Aleksandar Atanacković

Personal information
- Full name: Aleksandar Atanacković
- Date of birth: 29 April 1920
- Place of birth: Belgrade, Kingdom of Serbs, Croats and Slovenes
- Date of death: 12 March 2005 (aged 84)
- Position: Midfielder

Senior career*
- Years: Team / Apps / (Gls)
- 1937–1940: SK Jugoslavija / 29 / (3)
- 1946–1954: Partizan / 111 / (12)

International career
- 1946–1950: Yugoslavia / 15 / (1)

Managerial career
- 1964: Partizan
- 1965–1966: Sarajevo
- 1967–1968: Budućnost Titograd

Medal record
Men's Football
Representing Yugoslavia
Olympic Games
| Silver medal – second place | 1948 London | Team |

= Aleksandar Atanacković (footballer, born 1920) =

Serbian footballer

Aleksandar Atanacković (29 April 1920 – 12 March 2005) was a Yugoslav football manager and player.
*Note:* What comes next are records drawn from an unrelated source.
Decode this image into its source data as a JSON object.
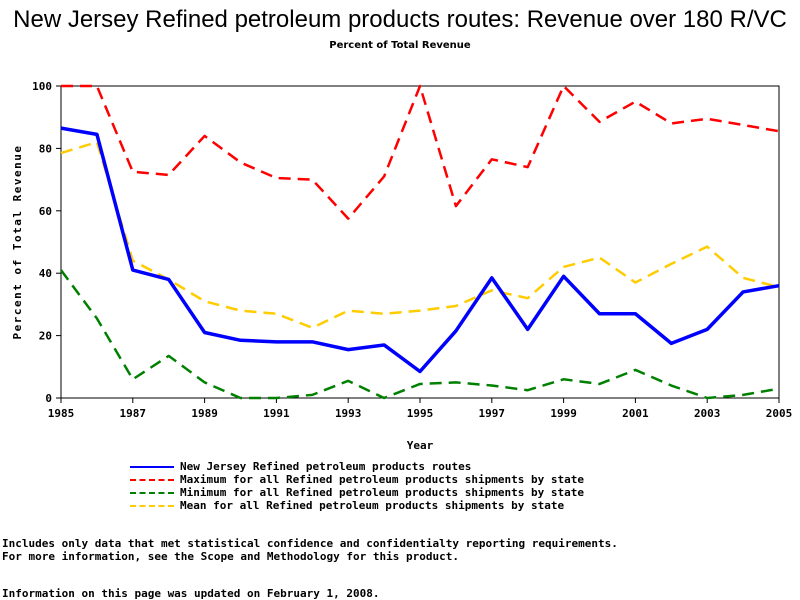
{
  "title": "New Jersey Refined petroleum products routes: Revenue over 180 R/VC",
  "subtitle": "Percent of Total Revenue",
  "footnotes": [
    "Includes only data that met statistical confidence and confidentialty reporting requirements.",
    "For more information, see the Scope and Methodology for this product.",
    "Information on this page was updated on February 1, 2008."
  ],
  "chart_data": {
    "type": "line",
    "title": "New Jersey Refined petroleum products routes: Revenue over 180 R/VC",
    "subtitle": "Percent of Total Revenue",
    "xlabel": "Year",
    "ylabel": "Percent of Total Revenue",
    "xlim": [
      1985,
      2005
    ],
    "ylim": [
      0,
      100
    ],
    "x_ticks": [
      1985,
      1987,
      1989,
      1991,
      1993,
      1995,
      1997,
      1999,
      2001,
      2003,
      2005
    ],
    "y_ticks": [
      0,
      20,
      40,
      60,
      80,
      100
    ],
    "grid": false,
    "legend_position": "bottom",
    "x": [
      1985,
      1986,
      1987,
      1988,
      1989,
      1990,
      1991,
      1992,
      1993,
      1994,
      1995,
      1996,
      1997,
      1998,
      1999,
      2000,
      2001,
      2002,
      2003,
      2004,
      2005
    ],
    "series": [
      {
        "name": "New Jersey Refined petroleum products routes",
        "color": "#0000ff",
        "style": "solid",
        "values": [
          86.5,
          84.5,
          41,
          38,
          21,
          18.5,
          18,
          18,
          15.5,
          17,
          8.5,
          21.5,
          38.5,
          22,
          39,
          27,
          27,
          17.5,
          22,
          34,
          36
        ]
      },
      {
        "name": "Maximum for all Refined petroleum products shipments by state",
        "color": "#ff0000",
        "style": "dashed",
        "values": [
          100,
          100,
          72.5,
          71.5,
          84,
          75.5,
          70.5,
          70,
          57.5,
          71,
          100,
          61.5,
          76.5,
          74,
          100,
          88.5,
          95,
          88,
          89.5,
          87.5,
          85.5
        ]
      },
      {
        "name": "Minimum for all Refined petroleum products shipments by state",
        "color": "#008000",
        "style": "dashed",
        "values": [
          41,
          25.5,
          6,
          13.5,
          5,
          0,
          0,
          1,
          5.5,
          0,
          4.5,
          5,
          4,
          2.5,
          6,
          4.5,
          9,
          4,
          0,
          1,
          3
        ]
      },
      {
        "name": "Mean for all Refined petroleum products shipments by state",
        "color": "#ffcc00",
        "style": "dashed",
        "values": [
          78.5,
          82,
          44,
          38,
          31,
          28,
          27,
          22.5,
          28,
          27,
          28,
          29.5,
          34.5,
          32,
          42,
          45,
          37,
          43,
          48.5,
          38.5,
          35.5
        ]
      }
    ]
  }
}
His first name has also been written as Aleksa.

==International career==
Atanacković made his debut for Yugoslavia in a September 1946 friendly match against Czechoslovakia and earned a total of 15 caps, scoring 1 goal. He was a participant at the 1948 Summer Olympics and the 1950 FIFA World Cup and his final international was a June 1950 friendly away against Switzerland.